Ao fazer uma análise do papel do Esporte dentro da sociedade atual pode nos levar a uma compreensão diversa, principalmente dada a pluralidade das modalidades. Talvez o chamado espírito esportivo durante as competições mundiais pode ser mais evidente, todavia, não seria semelhante às virtudes praticadas no cotidiano?

                Seja em nossa família, em nosso local de trabalho ou os variados espaços que ocupamos e vivemos em Comunidade, o espírito esportivo também está ali, de alguma forma. A gentileza do dia a dia, o amor transformado em ação, sejam elas nas mais sutis ou ainda, elaboradas atitudes, a união e a cooperação podem ser vistas de diversas formas.

                 O desenfreado avanço da tecnologia, da presença das Mídias Digitais em nossas vidas, nos levou a viver culturalmente sob uma perspectiva "Onlife". Na compreensão de Luciano Floridi, que cunhou o neologismo Onlife, esta é a definição dada a nova existência na qual a barreira entre real e virtual caiu, não há mais diferença entre "online" e "offline".

                Assim, o apelo para que também continuemos a experimentar a vida em Comunidade tem sido recorrente, em meio a uma cultura que tem incentivado de certo modo a uma experiência cada vez mais singular ou até mesmo com as máquinas.

                Ao olhar para a Carta de São Paulo a Coríntios temos uma pergunta necessária para todos nós cristãos: "Não sabeis que o vosso corpo é templo do Espírito Santo?" (1 Cor 6, 19 – 20). A pergunta que pode ser feita, a partir da concepção da cultural atual é: como estou agindo, a partir presença do Espírito Santo em mim, nos lugares em que ocupo?

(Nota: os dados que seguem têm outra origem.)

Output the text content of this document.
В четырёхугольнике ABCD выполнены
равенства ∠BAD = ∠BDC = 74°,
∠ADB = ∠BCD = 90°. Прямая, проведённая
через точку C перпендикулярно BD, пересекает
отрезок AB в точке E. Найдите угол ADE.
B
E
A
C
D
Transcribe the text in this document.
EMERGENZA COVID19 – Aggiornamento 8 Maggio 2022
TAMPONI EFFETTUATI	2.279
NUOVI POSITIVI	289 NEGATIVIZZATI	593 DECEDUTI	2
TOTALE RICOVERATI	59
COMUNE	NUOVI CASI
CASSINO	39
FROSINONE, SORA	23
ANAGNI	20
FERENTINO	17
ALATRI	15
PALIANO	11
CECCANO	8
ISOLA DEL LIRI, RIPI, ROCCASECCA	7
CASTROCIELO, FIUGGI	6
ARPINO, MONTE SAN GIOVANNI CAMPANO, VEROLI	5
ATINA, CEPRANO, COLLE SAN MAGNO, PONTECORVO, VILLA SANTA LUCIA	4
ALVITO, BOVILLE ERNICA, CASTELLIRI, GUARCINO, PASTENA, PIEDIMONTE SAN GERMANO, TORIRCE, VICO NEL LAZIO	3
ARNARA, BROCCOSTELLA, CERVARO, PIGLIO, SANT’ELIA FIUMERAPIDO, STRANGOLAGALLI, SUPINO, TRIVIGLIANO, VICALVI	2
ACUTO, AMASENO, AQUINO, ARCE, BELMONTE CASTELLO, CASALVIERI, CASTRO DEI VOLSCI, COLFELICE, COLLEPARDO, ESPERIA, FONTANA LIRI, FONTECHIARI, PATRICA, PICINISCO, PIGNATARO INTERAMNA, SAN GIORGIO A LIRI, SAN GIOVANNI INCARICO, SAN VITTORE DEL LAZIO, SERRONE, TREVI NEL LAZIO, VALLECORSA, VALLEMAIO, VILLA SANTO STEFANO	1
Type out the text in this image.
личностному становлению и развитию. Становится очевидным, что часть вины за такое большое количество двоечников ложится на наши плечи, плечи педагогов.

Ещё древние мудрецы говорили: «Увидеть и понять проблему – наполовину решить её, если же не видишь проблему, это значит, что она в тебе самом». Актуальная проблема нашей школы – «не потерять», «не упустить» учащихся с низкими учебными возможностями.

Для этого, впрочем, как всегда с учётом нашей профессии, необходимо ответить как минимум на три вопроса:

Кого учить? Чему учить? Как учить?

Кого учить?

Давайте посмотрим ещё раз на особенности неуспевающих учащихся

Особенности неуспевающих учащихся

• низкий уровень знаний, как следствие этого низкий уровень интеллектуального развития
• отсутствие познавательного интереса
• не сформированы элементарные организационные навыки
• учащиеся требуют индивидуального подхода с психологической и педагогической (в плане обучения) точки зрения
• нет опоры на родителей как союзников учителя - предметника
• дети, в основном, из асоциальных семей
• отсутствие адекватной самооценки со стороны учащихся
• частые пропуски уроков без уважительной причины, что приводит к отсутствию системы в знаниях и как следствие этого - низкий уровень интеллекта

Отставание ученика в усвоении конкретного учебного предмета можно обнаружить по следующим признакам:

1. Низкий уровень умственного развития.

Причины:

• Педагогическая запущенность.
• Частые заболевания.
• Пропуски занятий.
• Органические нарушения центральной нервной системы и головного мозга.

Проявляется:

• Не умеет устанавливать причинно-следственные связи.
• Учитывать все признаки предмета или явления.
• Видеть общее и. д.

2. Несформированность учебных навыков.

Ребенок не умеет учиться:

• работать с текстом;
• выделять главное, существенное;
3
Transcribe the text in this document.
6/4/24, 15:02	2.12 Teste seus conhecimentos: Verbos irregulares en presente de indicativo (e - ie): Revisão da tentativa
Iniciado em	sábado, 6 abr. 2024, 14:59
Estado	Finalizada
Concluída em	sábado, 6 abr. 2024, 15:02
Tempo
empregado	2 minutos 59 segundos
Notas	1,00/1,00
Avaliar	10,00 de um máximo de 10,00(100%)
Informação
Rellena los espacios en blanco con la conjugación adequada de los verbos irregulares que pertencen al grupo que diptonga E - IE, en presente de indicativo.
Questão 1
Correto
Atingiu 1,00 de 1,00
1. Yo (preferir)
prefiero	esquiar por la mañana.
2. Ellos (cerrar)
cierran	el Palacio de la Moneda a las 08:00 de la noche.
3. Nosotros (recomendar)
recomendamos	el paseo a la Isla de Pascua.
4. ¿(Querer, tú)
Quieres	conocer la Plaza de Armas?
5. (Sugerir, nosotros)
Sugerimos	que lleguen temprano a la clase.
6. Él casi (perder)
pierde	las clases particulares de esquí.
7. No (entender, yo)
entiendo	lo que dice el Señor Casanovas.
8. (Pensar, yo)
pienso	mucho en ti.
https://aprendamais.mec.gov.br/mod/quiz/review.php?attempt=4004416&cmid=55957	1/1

                No esporte, como dito, é muito simples enxergamos o espírito de união, de cooperação e assim, experimentar o espírito de Equipe. Talvez em nosso dia a dia, as nossas necessidades, sendo duramente influenciadas por uma competividade que nos empurra para uma perspectiva cada vez mais desumanizada e enraizada em valores econômicos e um poder temporário – a partir de altos cargos – tem nos feitos esquecer dessa dádiva que nos é dada a partir do Sacramento do Batismo: a de ser também templo do Espírito Santo.

                Sabemos que o cristianismo não despreza o corpo; ao contrário, proclama a Encarnação. Deus quis precisar de um corpo e, se Cristo assumiu um corpo humano, o corpo deixa de ser apenas matéria e torna-se lugar de manifestação da graça. O esporte, portanto, pode ser entendido como uma forma de glorificar Deus através das potencialidades da criação.

Antes mesmo das palavras, o esporte comunica por meio do corpo. Cada gesto realizado em equipe revela que o ser humano foi criado para a relação, para a cooperação e para o dom de si. O corpo que joga torna-se linguagem de fraternidade.

Será que Deus também se revela na beleza de um passe, na disciplina de um treinamento e na alegria de uma partida disputada com honestidade?

Na Teologia do Corpo, São João Paulo II afirma que o corpo possui um "significado esponsal", isto é, foi criado para o dom de si. No esporte, isso se torna muito concreto, afinal, um passe não é apenas um gesto técnico, é um ato de confiança! Uma assistência não é apenas uma jogada, é colocar o próprio talento a serviço do outro. Uma cobertura defensiva é um gesto de solidariedade. Um abraço após o gol é a expressão corporal da comunhão.

O Espírito Santo não habita o coração do cristão para conduzi-lo ao isolamento, mas para inseri-lo em uma experiência permanente de comunhão. Desde Pentecostes, quando pessoas de diferentes povos e línguas passaram a compreender a mesma mensagem, a ação do Espírito manifesta-se na capacidade de unir aquilo que parecia dividido.

Também no esporte, especialmente nas modalidades coletivas, essa realidade torna-se visível: jogadores com histórias, talentos e características distintas descobrem que somente a partir da cooperação é possível alcançar um objetivo comum. O agir do Espírito nos ensina que os dons não existem para a exaltação individual, contudo, para a edificação do corpo inteiro, fazendo da união uma verdadeira expressão da graça de Deus.

Que possamos viver como verdadeiros templos do Espírito Santo, sem nos esquecer que "na vida, como no jogo, ninguém se salva sozinho", como nos diz o Papa Leão XIV.